Physical approach to complex systems

Typically, complex systems are natural or social systems which consist of a large number of nonlinearly interacting elements. These systems are open, they interchange information or mass with environment and constantly modify their internal structure and patterns of activity in the process of self-organization. As a result, they are flexible and easily adapt to variable external conditions. However, the most striking property of such systems is the existence of emergent phenomena which cannot be simply derived or predicted solely from the knowledge of the systems' structure and the interactions among their individual elements. This property points to the holistic approaches which require giving parallel descriptions of the same system on different levels of its organization. There is strong evidence-consolidated also in the present review-that different, even apparently disparate complex systems can have astonishingly similar characteristics both in their structure and in their behaviour. One can thus expect the existence of some common, universal laws that govern their properties.

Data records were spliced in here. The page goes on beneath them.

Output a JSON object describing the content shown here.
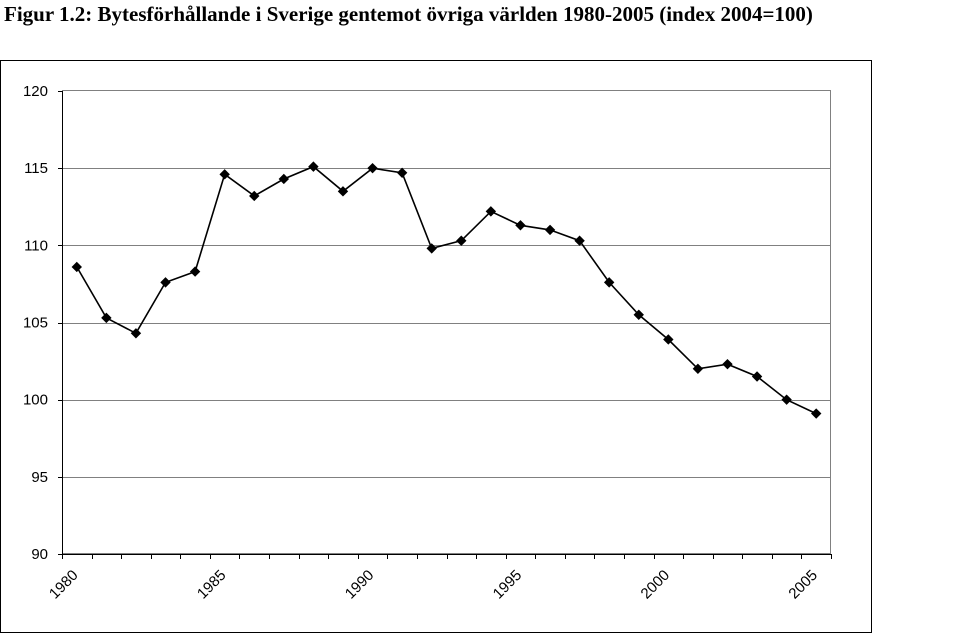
{
  "figure": {
    "title": "Figur 1.2: Bytesförhållande i Sverige gentemot övriga världen 1980-2005 (index 2004=100)"
  },
  "chart_data": {
    "type": "line",
    "title": "Figur 1.2: Bytesförhållande i Sverige gentemot övriga världen 1980-2005 (index 2004=100)",
    "xlabel": "",
    "ylabel": "",
    "ylim": [
      90,
      120
    ],
    "yticks": [
      90,
      95,
      100,
      105,
      110,
      115,
      120
    ],
    "xlim": [
      1980,
      2005
    ],
    "xticks": [
      1980,
      1985,
      1990,
      1995,
      2000,
      2005
    ],
    "grid": "horizontal",
    "legend": "none",
    "marker": "diamond",
    "color": "#000000",
    "x": [
      1980,
      1981,
      1982,
      1983,
      1984,
      1985,
      1986,
      1987,
      1988,
      1989,
      1990,
      1991,
      1992,
      1993,
      1994,
      1995,
      1996,
      1997,
      1998,
      1999,
      2000,
      2001,
      2002,
      2003,
      2004,
      2005
    ],
    "values": [
      108.6,
      105.3,
      104.3,
      107.6,
      108.3,
      114.6,
      113.2,
      114.3,
      115.1,
      113.5,
      115.0,
      114.7,
      109.8,
      110.3,
      112.2,
      111.3,
      111.0,
      110.3,
      107.6,
      105.5,
      103.9,
      102.0,
      102.3,
      101.5,
      100.0,
      99.1
    ]
  }
}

Physics methodology proves helpful in addressing many of the related issues. In this review, we advocate some of the computational methods which in our opinion are especially fruitful in extracting information on selected-but at the same time most representative-complex systems like human brain, financial markets and natural language, from the time series representing the observables associated with these systems. The properties we focus on comprise the collective effects and their coexistence with noise, long-range interactions, the interplay between determinism and flexibility in evolution, scale invariance, criticality, multifractality and hierarchical structure. The methods described either originate from "hard" physics-like the random matrix theory-and then were transmitted to other fields of science via the field of complex systems research, or they originated elsewhere but turned out to be very useful also in physics — like, for example, fractal geometry. Further methods discussed borrow from the formalism of complex networks, from the theory of critical phenomena and from nonextensive statistical mechanics. Each of these methods is helpful in analyses of specific aspects of complexity and all of them are mutually complementary.